About 250 people gathered at the Clarinda Mental Health Institute Saturday morning to attend a public forum pertaining to the possible closing of the more than 125-year old facility. The Omaha World-Herald reports Iowa Department of Human Services Director Charles Palmer faced the fired-up crowd and mental health professionals, including Dr. Marin Broucek, of Omaha, who called for more mental health services, not less.
Page County Sheriff Lyle Palmer said closing the facility would burden local law enforcement. Having to transport the mentally ill people hundreds of miles could take two deputies or police officers, which would be difficult for smaller agencies. A woman who identified herself as Ruth King and said she was mentally disabled, pointed out that state facilities that would remain open are a long way from Clarinda.
In his remarks, Human Services Director Palmer said mental health care was changing and the way services are being delivered is downsizing. Gov. Terry Branstad has proposed ending funding for both the Clarinda institute and a similar facility in Mount Pleasant, in eastern Iowa, shutting them down on July 1.
The Cherokee Mental Health Institute in northwest Iowa would remain open, as would the Independence Mental Health Institute in eastern Iowa. The state says the move would save nearly $8 million. But Branstad spokesman Jimmy Centers said the closings were not planned to save money, but to serve patients better. Jane Hudson, executive director of Disability Rights Iowa, said last week that she supports the move to close the two facilities; a more community-based model is better than an institutional model, she said.
But she wants to make sure the savings are put into community-based mental health treatment. Amy Lorentzen McCoy, a spokeswoman for the Iowa Department of Human Services, said the plan is for savings to be put into Medicaid and into expanding beds in the facility in Independence. Neither institute targeted for closing is nationally accredited, mostly because of their aging facilities and an inability to attract the psychiatrists needed to prescribe medication, McCoy said.
There is no psychiatrist at Mount Pleasant, and in Clarinda, the full-time psychiatrist is retiring, she said. The number of mental health patients served by Clarinda and Mount Pleasant has been declining for decades, with 24 currently being treated in Clarinda and 47 in Mount Pleasant.

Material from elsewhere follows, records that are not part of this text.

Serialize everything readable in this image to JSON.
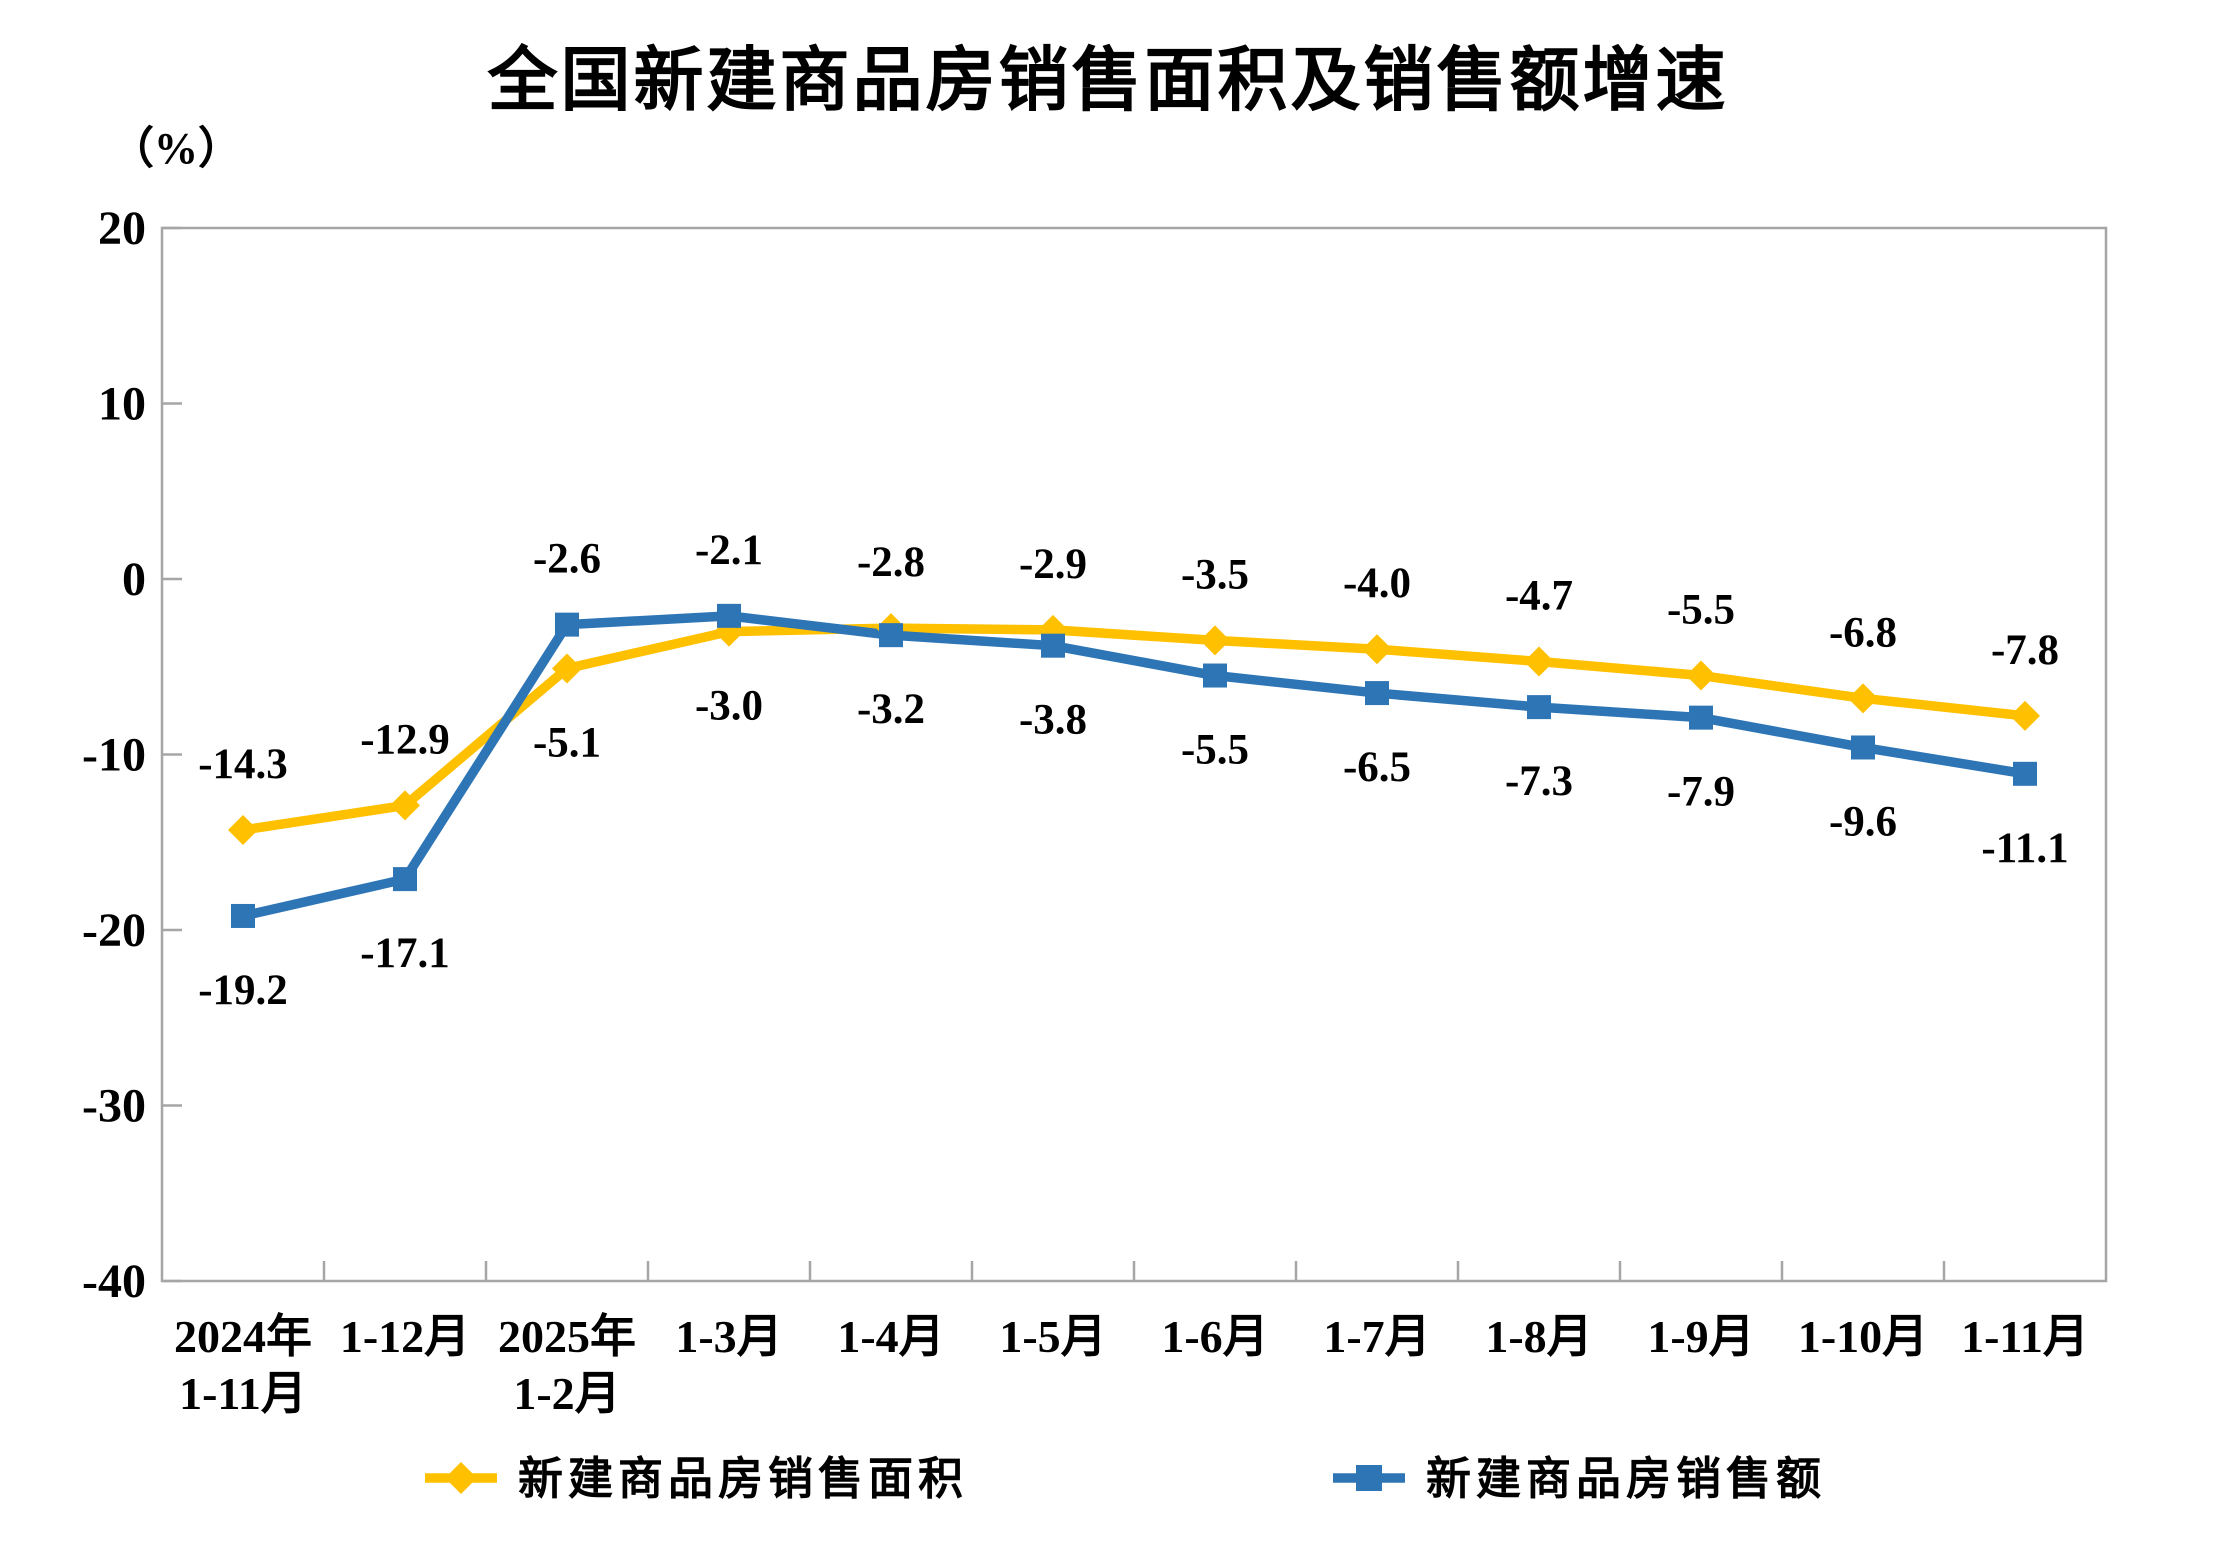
{
  "page": {
    "background": "#FFFFFF"
  },
  "chart_data": {
    "type": "line",
    "title": "全国新建商品房销售面积及销售额增速",
    "unit_label": "（%）",
    "categories": [
      [
        "2024年",
        "1-11月"
      ],
      [
        "1-12月"
      ],
      [
        "2025年",
        "1-2月"
      ],
      [
        "1-3月"
      ],
      [
        "1-4月"
      ],
      [
        "1-5月"
      ],
      [
        "1-6月"
      ],
      [
        "1-7月"
      ],
      [
        "1-8月"
      ],
      [
        "1-9月"
      ],
      [
        "1-10月"
      ],
      [
        "1-11月"
      ]
    ],
    "y_axis": {
      "min": -40,
      "max": 20,
      "step": 10,
      "tick_labels": [
        "20",
        "10",
        "0",
        "-10",
        "-20",
        "-30",
        "-40"
      ]
    },
    "grid": false,
    "legend_position": "bottom",
    "axis_color": "#A6A6A6",
    "text_color": "#000000",
    "series": [
      {
        "name": "新建商品房销售面积",
        "color": "#FFC000",
        "marker": "diamond",
        "values": [
          -14.3,
          -12.9,
          -5.1,
          -3.0,
          -2.8,
          -2.9,
          -3.5,
          -4.0,
          -4.7,
          -5.5,
          -6.8,
          -7.8
        ],
        "labels": [
          "-14.3",
          "-12.9",
          "-5.1",
          "-3.0",
          "-2.8",
          "-2.9",
          "-3.5",
          "-4.0",
          "-4.7",
          "-5.5",
          "-6.8",
          "-7.8"
        ],
        "label_above": [
          true,
          true,
          false,
          false,
          true,
          true,
          true,
          true,
          true,
          true,
          true,
          true
        ]
      },
      {
        "name": "新建商品房销售额",
        "color": "#2E75B6",
        "marker": "square",
        "values": [
          -19.2,
          -17.1,
          -2.6,
          -2.1,
          -3.2,
          -3.8,
          -5.5,
          -6.5,
          -7.3,
          -7.9,
          -9.6,
          -11.1
        ],
        "labels": [
          "-19.2",
          "-17.1",
          "-2.6",
          "-2.1",
          "-3.2",
          "-3.8",
          "-5.5",
          "-6.5",
          "-7.3",
          "-7.9",
          "-9.6",
          "-11.1"
        ],
        "label_above": [
          false,
          false,
          true,
          true,
          false,
          false,
          false,
          false,
          false,
          false,
          false,
          false
        ]
      }
    ]
  }
}
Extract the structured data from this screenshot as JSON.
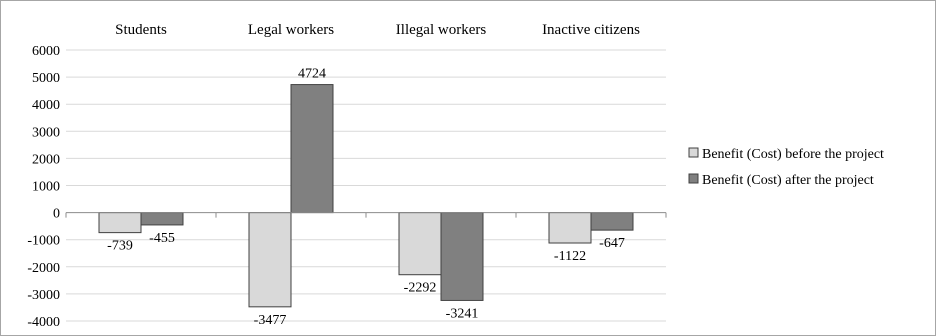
{
  "chart_data": {
    "type": "bar",
    "categories": [
      "Students",
      "Legal workers",
      "Illegal workers",
      "Inactive citizens"
    ],
    "category_label_position": "top",
    "series": [
      {
        "name": "Benefit (Cost) before the project",
        "values": [
          -739,
          -3477,
          -2292,
          -1122
        ],
        "color": "#d9d9d9"
      },
      {
        "name": "Benefit (Cost) after the project",
        "values": [
          -455,
          4724,
          -3241,
          -647
        ],
        "color": "#808080"
      }
    ],
    "data_labels": [
      [
        "-739",
        "-3477",
        "-2292",
        "-1122"
      ],
      [
        "-455",
        "4724",
        "-3241",
        "-647"
      ]
    ],
    "ylim": [
      -4000,
      6000
    ],
    "yticks": [
      6000,
      5000,
      4000,
      3000,
      2000,
      1000,
      0,
      -1000,
      -2000,
      -3000,
      -4000
    ],
    "ytick_labels": [
      "6000",
      "5000",
      "4000",
      "3000",
      "2000",
      "1000",
      "0",
      "-1000",
      "-2000",
      "-3000",
      "-4000"
    ],
    "grid": true,
    "legend_position": "right",
    "title": "",
    "xlabel": "",
    "ylabel": ""
  }
}
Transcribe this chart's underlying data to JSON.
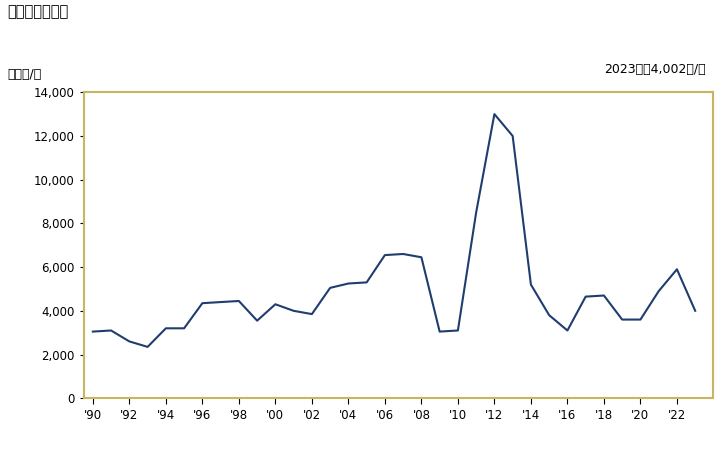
{
  "title": "輸入価格の推移",
  "ylabel": "単位円/枚",
  "annotation": "2023年：4,002円/枚",
  "years": [
    1990,
    1991,
    1992,
    1993,
    1994,
    1995,
    1996,
    1997,
    1998,
    1999,
    2000,
    2001,
    2002,
    2003,
    2004,
    2005,
    2006,
    2007,
    2008,
    2009,
    2010,
    2011,
    2012,
    2013,
    2014,
    2015,
    2016,
    2017,
    2018,
    2019,
    2020,
    2021,
    2022,
    2023
  ],
  "values": [
    3050,
    3100,
    2600,
    2350,
    3200,
    3200,
    4350,
    4400,
    4450,
    3550,
    4300,
    4000,
    3850,
    5050,
    5250,
    5300,
    6550,
    6600,
    6450,
    3050,
    3100,
    8500,
    13000,
    12000,
    5200,
    3800,
    3100,
    4650,
    4700,
    3600,
    3600,
    4900,
    5900,
    4002
  ],
  "line_color": "#1f3d6e",
  "ylim": [
    0,
    14000
  ],
  "yticks": [
    0,
    2000,
    4000,
    6000,
    8000,
    10000,
    12000,
    14000
  ],
  "xtick_years": [
    1990,
    1992,
    1994,
    1996,
    1998,
    2000,
    2002,
    2004,
    2006,
    2008,
    2010,
    2012,
    2014,
    2016,
    2018,
    2020,
    2022
  ],
  "border_color": "#c8b560",
  "background_color": "#ffffff",
  "plot_bg_color": "#ffffff",
  "title_fontsize": 10.5,
  "label_fontsize": 9,
  "tick_fontsize": 8.5,
  "annotation_fontsize": 9
}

Iowa is spending nearly $7 million to run the Mount Pleasant institution and $8.7 million on the Clarinda location. Both have been around since the 19th century; Mount Pleasant was founded in 1864 and Clarinda in 1888. A consultant hired by Gov. Chet Culver’s administration in 2009 recommended shuttering Clarinda and Mount Pleasant, but the proposal was dropped when local and union officials protested and the Legislature didn’t approve the plan.
During a hearing at the State Capitol last week, Mental Health and Disability Services Division Administrator Rick Shults said the facilities are outdated, costly and serve only a small number of people. Shults said it wasn’t clear how many people would lose their jobs. About 160 people in total work at the facilities, 76 of them in Clarinda, but some could get other positions with the state.
Democrats and Republicans at the meeting raised questions about the proposal. Legislators also asked what would happen to four elderly sex offenders who live at the Clarinda institution. Shults said the state will work to find facilities for them, but it was not clear where that would be. Human Services Director Palmer said Saturday some of those offenders could be placed in nursing homes.